Nicolas Marques : Oui il s’agit d’un transfert de richesse mais il n’y a pas de création de richesse. Imaginons maintenant que vous vouliez distribuer le même niveau de retraite en capitalisation. Votre cotisation retraite se bonifie grâce aux dividendes et plus-values. La cotisation, au lieu d’être l’intégralité de la retraite, n’est que l’amorce d’un placement dégageant un rendement finançant une partie de la retraite. Grosso modo, les économistes disent qu’avec deux fois moins de cotisations, voire trois fois moins, vous obtenez le même niveau de pension.

Capital : Le risque n’est-il pas de perdre ces sommes placées et de se retrouver avec une retraite très faible ?

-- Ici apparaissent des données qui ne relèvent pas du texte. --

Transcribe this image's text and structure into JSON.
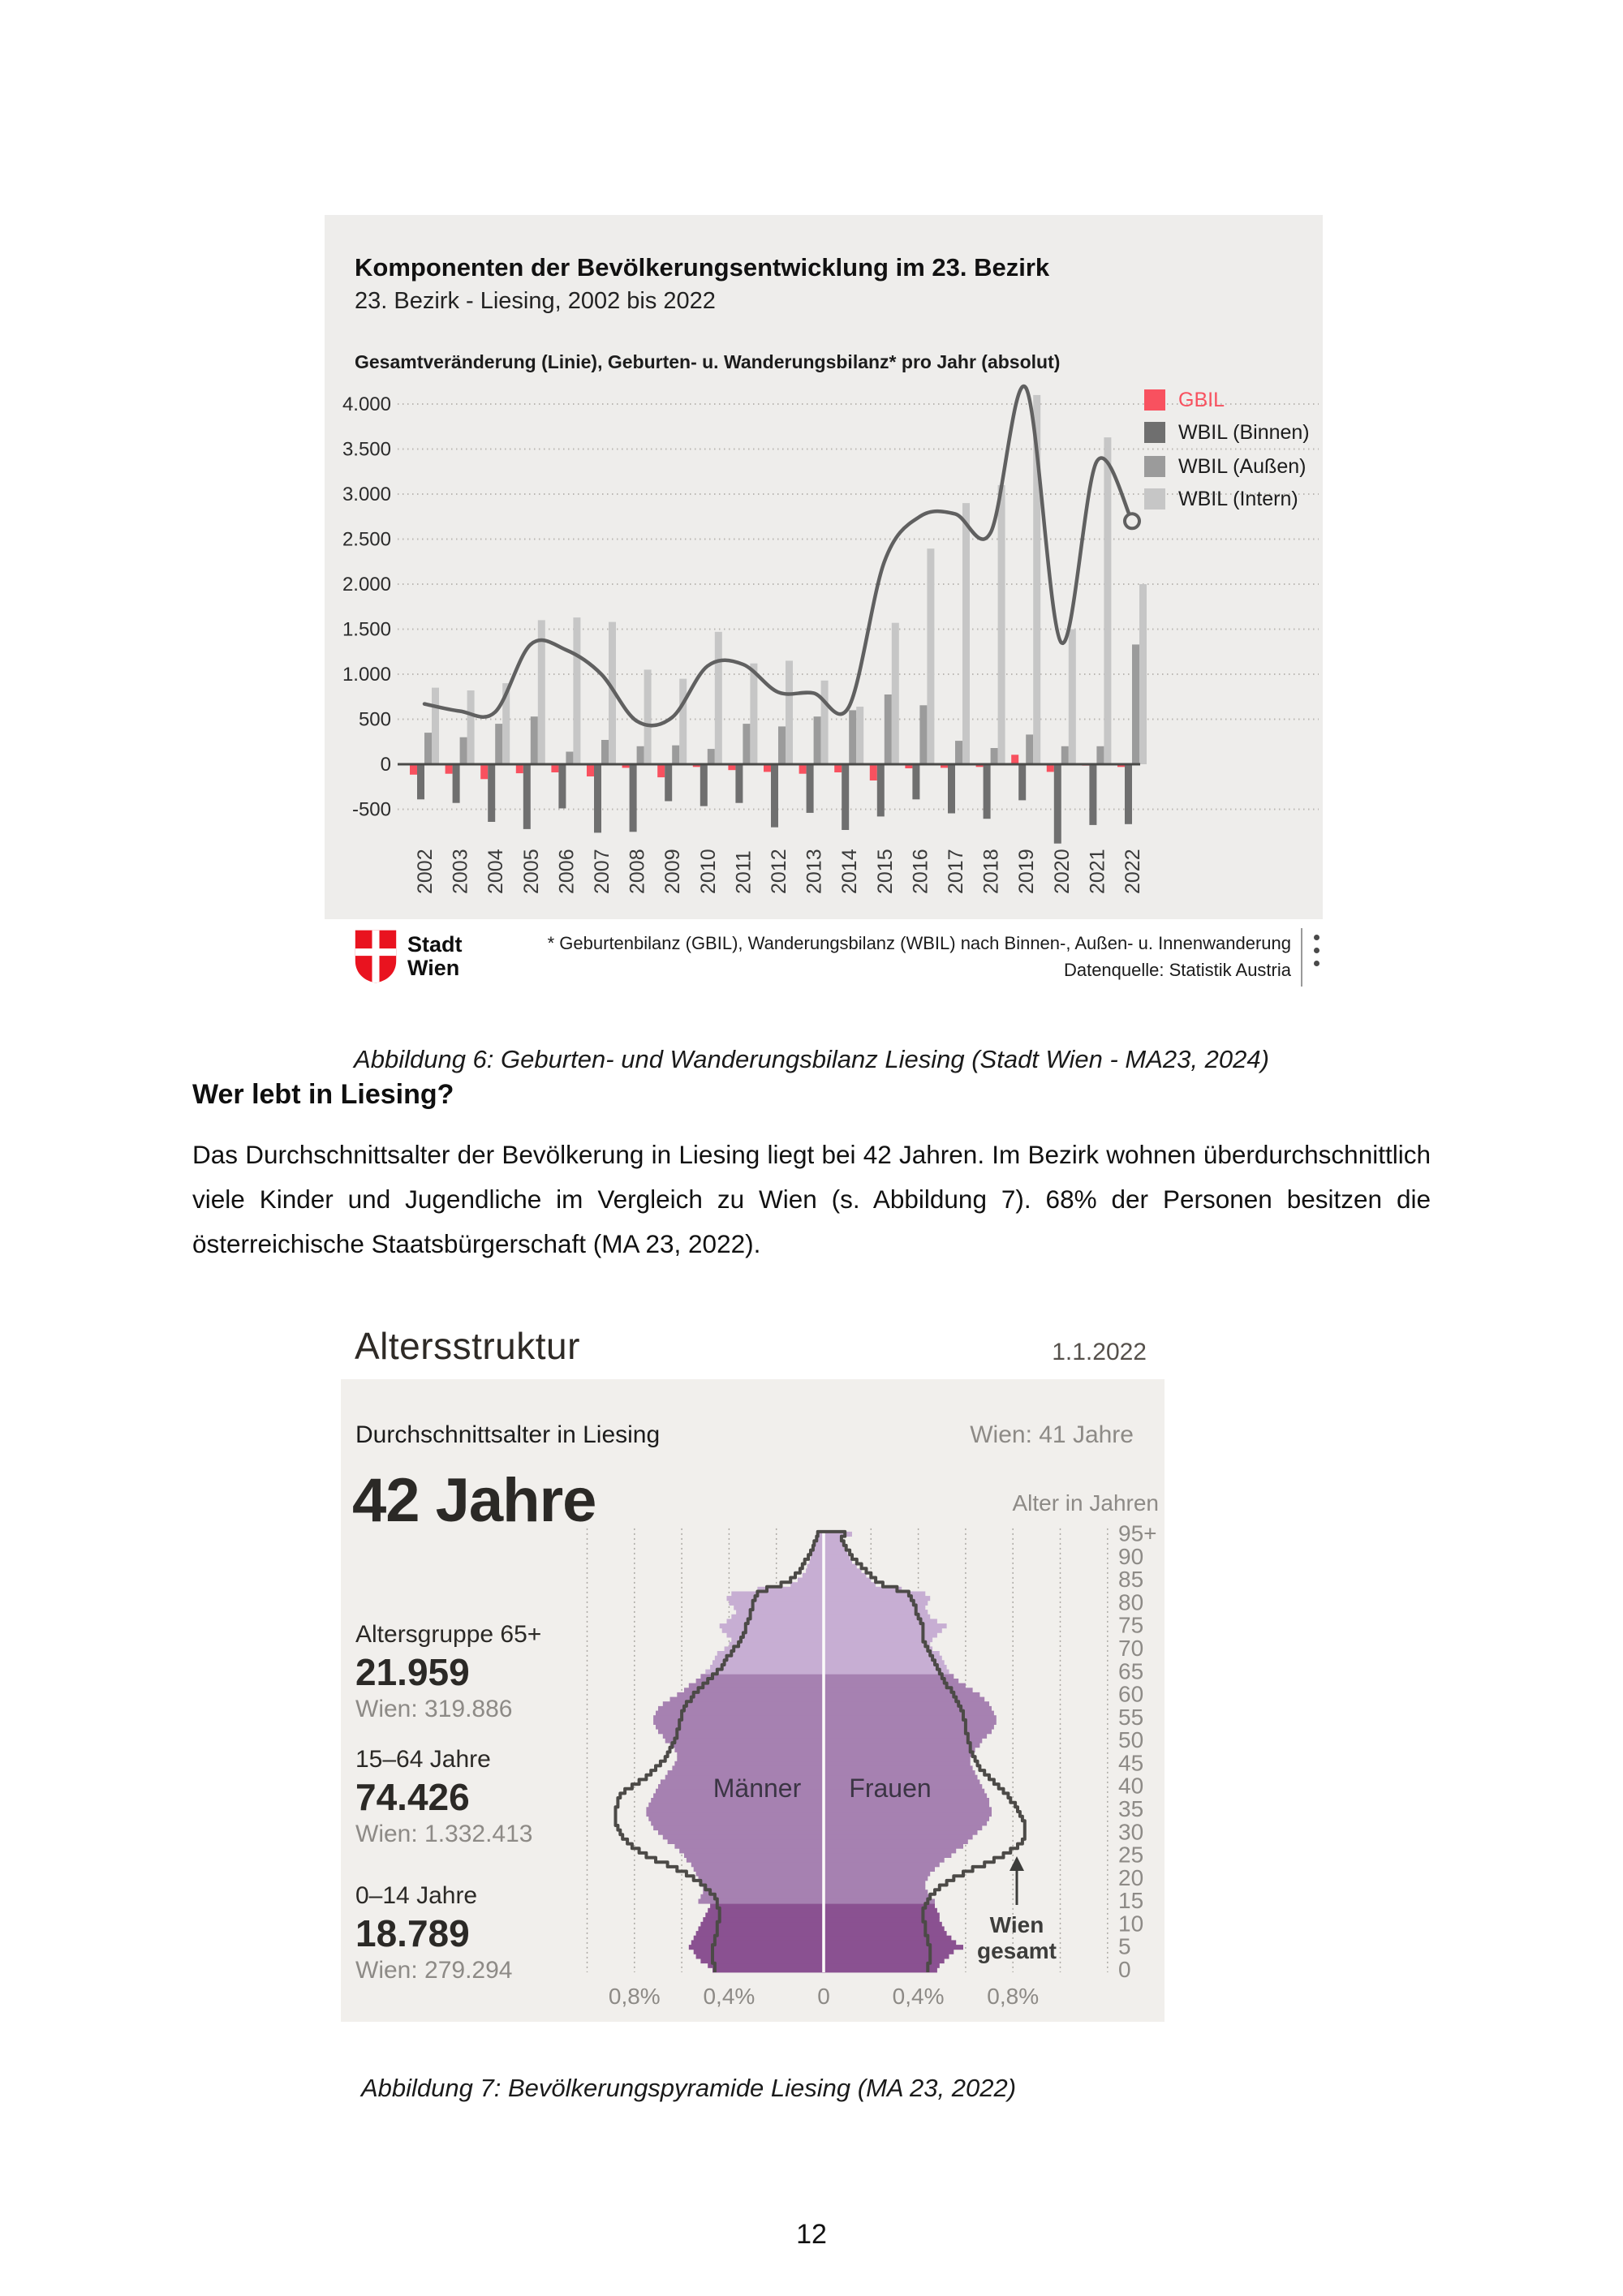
{
  "page": {
    "number": "12"
  },
  "colors": {
    "panel_bg": "#eeedeb",
    "figure_bg": "#f1efec",
    "accent_red": "#f8515f",
    "logo_red": "#e9131f",
    "axis_dark": "#4a4a48"
  },
  "figure6": {
    "title": "Komponenten der Bevölkerungsentwicklung im 23. Bezirk",
    "subtitle": "23. Bezirk - Liesing, 2002 bis 2022",
    "axis_note": "Gesamtveränderung (Linie), Geburten- u. Wanderungsbilanz* pro Jahr (absolut)",
    "footnote_line1": "* Geburtenbilanz (GBIL), Wanderungsbilanz (WBIL) nach Binnen-, Außen- u. Innenwanderung",
    "footnote_line2": "Datenquelle: Statistik Austria",
    "logo": {
      "line1": "Stadt",
      "line2": "Wien"
    },
    "caption": "Abbildung 6: Geburten- und Wanderungsbilanz Liesing (Stadt Wien - MA23, 2024)"
  },
  "section": {
    "heading": "Wer lebt in Liesing?",
    "paragraph": "Das Durchschnittsalter der Bevölkerung in Liesing liegt bei 42 Jahren. Im Bezirk wohnen überdurchschnittlich viele Kinder und Jugendliche im Vergleich zu Wien (s. Abbildung 7). 68% der Personen besitzen die österreichische Staatsbürgerschaft (MA 23, 2022)."
  },
  "figure7": {
    "title": "Altersstruktur",
    "date": "1.1.2022",
    "subtitle_left": "Durchschnittsalter in Liesing",
    "subtitle_right": "Wien: 41 Jahre",
    "big_value": "42 Jahre",
    "stats": [
      {
        "label": "Altersgruppe 65+",
        "value": "21.959",
        "wien": "Wien: 319.886"
      },
      {
        "label": "15–64 Jahre",
        "value": "74.426",
        "wien": "Wien: 1.332.413"
      },
      {
        "label": "0–14 Jahre",
        "value": "18.789",
        "wien": "Wien: 279.294"
      }
    ],
    "caption": "Abbildung 7: Bevölkerungspyramide Liesing (MA 23, 2022)"
  },
  "chart_data": [
    {
      "type": "bar",
      "title": "Komponenten der Bevölkerungsentwicklung im 23. Bezirk",
      "subtitle": "Gesamtveränderung (Linie), Geburten- u. Wanderungsbilanz pro Jahr (absolut)",
      "bg": "#eeedeb",
      "categories": [
        "2002",
        "2003",
        "2004",
        "2005",
        "2006",
        "2007",
        "2008",
        "2009",
        "2010",
        "2011",
        "2012",
        "2013",
        "2014",
        "2015",
        "2016",
        "2017",
        "2018",
        "2019",
        "2020",
        "2021",
        "2022"
      ],
      "series": [
        {
          "name": "GBIL",
          "type": "bar",
          "color": "#f8515f",
          "values": [
            -115,
            -105,
            -165,
            -100,
            -90,
            -135,
            -40,
            -145,
            -30,
            -65,
            -85,
            -105,
            -90,
            -180,
            -45,
            -40,
            -30,
            105,
            -85,
            -15,
            -30
          ]
        },
        {
          "name": "WBIL (Binnen)",
          "type": "bar",
          "color": "#6f6f6f",
          "values": [
            -390,
            -430,
            -640,
            -720,
            -490,
            -760,
            -750,
            -410,
            -465,
            -430,
            -700,
            -540,
            -730,
            -580,
            -390,
            -545,
            -605,
            -400,
            -880,
            -675,
            -665
          ]
        },
        {
          "name": "WBIL (Außen)",
          "type": "bar",
          "color": "#9b9b9b",
          "values": [
            350,
            300,
            450,
            530,
            140,
            270,
            200,
            210,
            170,
            450,
            420,
            530,
            600,
            775,
            655,
            260,
            180,
            330,
            200,
            200,
            1330
          ]
        },
        {
          "name": "WBIL (Intern)",
          "type": "bar",
          "color": "#c6c6c6",
          "values": [
            850,
            820,
            900,
            1600,
            1630,
            1580,
            1050,
            950,
            1470,
            1120,
            1150,
            930,
            640,
            1570,
            2395,
            2900,
            3100,
            4100,
            1500,
            3630,
            2000
          ]
        },
        {
          "name": "Gesamtveränderung (Linie)",
          "type": "line",
          "color": "#606060",
          "values": [
            670,
            590,
            580,
            1330,
            1270,
            1000,
            480,
            520,
            1090,
            1110,
            800,
            790,
            640,
            2250,
            2750,
            2780,
            2570,
            4180,
            1350,
            3360,
            2700
          ]
        }
      ],
      "ylim": [
        -900,
        4300
      ],
      "yticks": [
        {
          "value": 4000,
          "label": "4.000"
        },
        {
          "value": 3500,
          "label": "3.500"
        },
        {
          "value": 3000,
          "label": "3.000"
        },
        {
          "value": 2500,
          "label": "2.500"
        },
        {
          "value": 2000,
          "label": "2.000"
        },
        {
          "value": 1500,
          "label": "1.500"
        },
        {
          "value": 1000,
          "label": "1.000"
        },
        {
          "value": 500,
          "label": "500"
        },
        {
          "value": 0,
          "label": "0"
        },
        {
          "value": -500,
          "label": "-500"
        }
      ],
      "grid": "dotted",
      "legend_position": "right"
    },
    {
      "type": "population-pyramid",
      "title": "Altersstruktur",
      "age_axis_title": "Alter in Jahren",
      "male_label": "Männer",
      "female_label": "Frauen",
      "annotation_line1": "Wien",
      "annotation_line2": "gesamt",
      "age_tick_labels": [
        "95+",
        "90",
        "85",
        "80",
        "75",
        "70",
        "65",
        "60",
        "55",
        "50",
        "45",
        "40",
        "35",
        "30",
        "25",
        "20",
        "15",
        "10",
        "5",
        "0"
      ],
      "x_tick_values": [
        -0.8,
        -0.4,
        0,
        0.4,
        0.8
      ],
      "x_tick_labels": [
        "0,8%",
        "0,4%",
        "0",
        "0,4%",
        "0,8%"
      ],
      "unit": "percent of total population per single year of age",
      "colors": {
        "age_0_14": "#8a5191",
        "age_15_64": "#a681b1",
        "age_65plus": "#c7aed3",
        "wien_outline": "#4c4a47",
        "grid": "#aba8a3",
        "center_line": "#fbfaf9"
      },
      "liesing_men": [
        0.47,
        0.49,
        0.52,
        0.54,
        0.55,
        0.57,
        0.56,
        0.55,
        0.54,
        0.53,
        0.52,
        0.51,
        0.5,
        0.49,
        0.48,
        0.53,
        0.52,
        0.51,
        0.51,
        0.52,
        0.53,
        0.54,
        0.55,
        0.56,
        0.58,
        0.59,
        0.61,
        0.63,
        0.66,
        0.68,
        0.7,
        0.72,
        0.73,
        0.74,
        0.75,
        0.75,
        0.74,
        0.73,
        0.72,
        0.71,
        0.7,
        0.69,
        0.67,
        0.66,
        0.64,
        0.63,
        0.62,
        0.62,
        0.63,
        0.65,
        0.67,
        0.68,
        0.7,
        0.71,
        0.72,
        0.72,
        0.71,
        0.7,
        0.68,
        0.65,
        0.62,
        0.59,
        0.57,
        0.54,
        0.52,
        0.5,
        0.48,
        0.47,
        0.46,
        0.45,
        0.42,
        0.4,
        0.39,
        0.41,
        0.43,
        0.44,
        0.41,
        0.39,
        0.37,
        0.38,
        0.4,
        0.41,
        0.39,
        0.28,
        0.14,
        0.11,
        0.09,
        0.075,
        0.07,
        0.06,
        0.055,
        0.05,
        0.045,
        0.04,
        0.035,
        0.03
      ],
      "liesing_women": [
        0.48,
        0.49,
        0.51,
        0.53,
        0.55,
        0.59,
        0.56,
        0.54,
        0.52,
        0.51,
        0.5,
        0.49,
        0.49,
        0.48,
        0.47,
        0.47,
        0.45,
        0.44,
        0.43,
        0.43,
        0.44,
        0.45,
        0.47,
        0.49,
        0.51,
        0.54,
        0.56,
        0.59,
        0.61,
        0.63,
        0.65,
        0.67,
        0.69,
        0.7,
        0.71,
        0.71,
        0.7,
        0.7,
        0.69,
        0.68,
        0.67,
        0.66,
        0.65,
        0.64,
        0.63,
        0.62,
        0.62,
        0.63,
        0.64,
        0.66,
        0.67,
        0.69,
        0.71,
        0.72,
        0.73,
        0.73,
        0.72,
        0.71,
        0.7,
        0.68,
        0.66,
        0.63,
        0.6,
        0.57,
        0.55,
        0.53,
        0.52,
        0.51,
        0.5,
        0.49,
        0.46,
        0.45,
        0.46,
        0.48,
        0.5,
        0.52,
        0.48,
        0.45,
        0.44,
        0.43,
        0.44,
        0.45,
        0.43,
        0.33,
        0.22,
        0.2,
        0.18,
        0.16,
        0.14,
        0.12,
        0.11,
        0.1,
        0.09,
        0.08,
        0.07,
        0.12
      ],
      "wien_men": [
        0.46,
        0.46,
        0.47,
        0.47,
        0.47,
        0.47,
        0.46,
        0.46,
        0.45,
        0.45,
        0.45,
        0.44,
        0.44,
        0.44,
        0.45,
        0.45,
        0.46,
        0.48,
        0.5,
        0.52,
        0.55,
        0.58,
        0.62,
        0.66,
        0.71,
        0.75,
        0.78,
        0.81,
        0.83,
        0.85,
        0.86,
        0.87,
        0.88,
        0.88,
        0.88,
        0.88,
        0.87,
        0.87,
        0.86,
        0.84,
        0.81,
        0.78,
        0.75,
        0.73,
        0.71,
        0.69,
        0.67,
        0.66,
        0.65,
        0.64,
        0.63,
        0.62,
        0.62,
        0.61,
        0.61,
        0.6,
        0.6,
        0.59,
        0.58,
        0.56,
        0.55,
        0.53,
        0.51,
        0.49,
        0.47,
        0.45,
        0.43,
        0.42,
        0.41,
        0.39,
        0.38,
        0.36,
        0.35,
        0.34,
        0.33,
        0.33,
        0.32,
        0.31,
        0.31,
        0.3,
        0.3,
        0.29,
        0.28,
        0.24,
        0.18,
        0.14,
        0.12,
        0.1,
        0.09,
        0.08,
        0.065,
        0.055,
        0.045,
        0.04,
        0.03,
        0.025
      ],
      "wien_women": [
        0.44,
        0.44,
        0.45,
        0.45,
        0.45,
        0.45,
        0.44,
        0.44,
        0.43,
        0.43,
        0.43,
        0.42,
        0.42,
        0.42,
        0.43,
        0.44,
        0.45,
        0.47,
        0.49,
        0.52,
        0.55,
        0.59,
        0.63,
        0.68,
        0.72,
        0.76,
        0.79,
        0.82,
        0.84,
        0.85,
        0.85,
        0.85,
        0.85,
        0.84,
        0.83,
        0.82,
        0.81,
        0.79,
        0.78,
        0.76,
        0.74,
        0.72,
        0.7,
        0.68,
        0.66,
        0.65,
        0.64,
        0.63,
        0.62,
        0.62,
        0.61,
        0.61,
        0.6,
        0.6,
        0.6,
        0.59,
        0.59,
        0.58,
        0.57,
        0.56,
        0.55,
        0.54,
        0.52,
        0.51,
        0.5,
        0.49,
        0.48,
        0.47,
        0.46,
        0.45,
        0.44,
        0.43,
        0.42,
        0.42,
        0.42,
        0.42,
        0.41,
        0.4,
        0.39,
        0.39,
        0.38,
        0.37,
        0.36,
        0.31,
        0.25,
        0.22,
        0.2,
        0.18,
        0.16,
        0.14,
        0.12,
        0.11,
        0.095,
        0.085,
        0.075,
        0.09
      ]
    }
  ]
}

Nicolas Marques : Le risque n’est pas nécessairement là où on le pense. Il ne faut pas oublier que dans un système par répartition, les cotisations sont très dépendantes de la démographie. Lorsqu’il y a plus de plus en plus d’actifs, le rendement des cotisations retraite (ce que la cotisation vous permet d’avoir comme niveau de pension, ndlr) peut être aussi attrayant qu’un placement. C’est ce qui s’est passé dans les années 50-60. Mais ce n’est plus le cas aujourd’hui, la croissance de la masse salariale est inférieure au rendement du capital. C’est sûr, la capitalisation est soumise aux aléas, notamment à court terme. Mais il s’agit d’un placement sur le temps long, ce qui amortit les chocs. La sagesse est d’avoir un pied en répartition et l’autre en capitalisation, avec une démarche collective permettant de réduire les risques individuels. Après on peut discuter si c’est moitié-moitié, un tiers, deux tiers.

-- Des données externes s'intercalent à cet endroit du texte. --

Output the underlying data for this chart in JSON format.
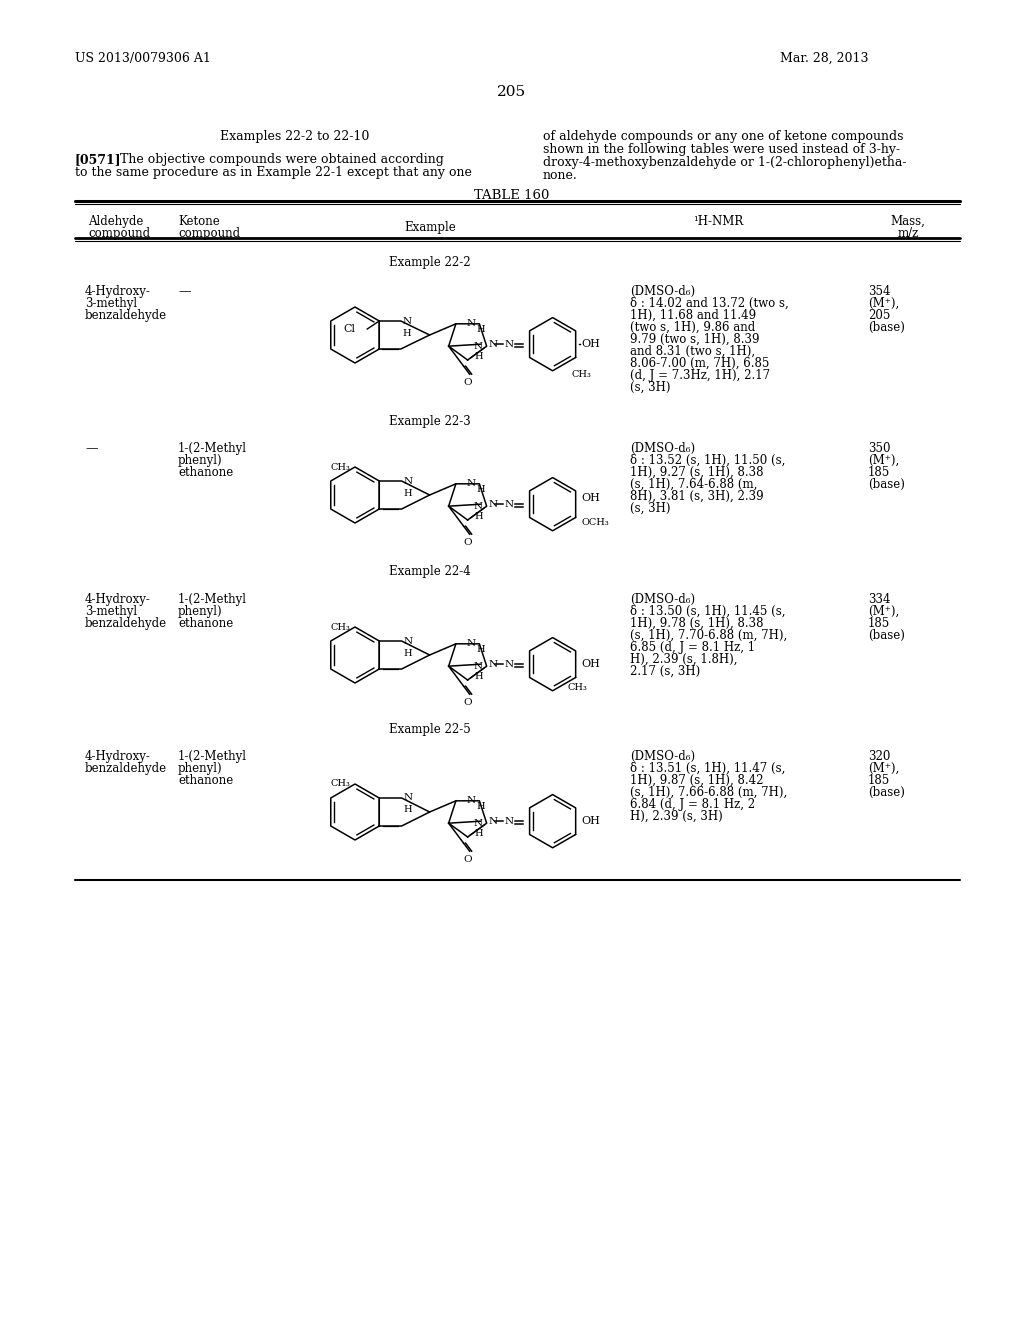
{
  "bg_color": "#ffffff",
  "page_number": "205",
  "patent_number": "US 2013/0079306 A1",
  "patent_date": "Mar. 28, 2013",
  "table_title": "TABLE 160",
  "figsize": [
    10.24,
    13.2
  ],
  "dpi": 100
}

Capital : Aucun candidat à la présidentielle ne plaide pour un tel principe. Il n’en a pas non plus été question lors de la réforme des retraites qu’Emmanuel Macron appelait de ses vœux…

Nicolas Marques : Emmanuel Macron a retouché la capitalisation dans la loi Pacte réformant notamment l’épargne retraite. Il a abordé la question sous l’angle individuel ou via l’entreprise, en toilettant les Perco ou les dispositifs dits Articles 83. Sa logique a été de moderniser les produits d’épargne retraite existants. Pour certains cette démarche est suffisante et l’on pourrait en rester là.

Capital : Ce n’est pas la bonne solution ?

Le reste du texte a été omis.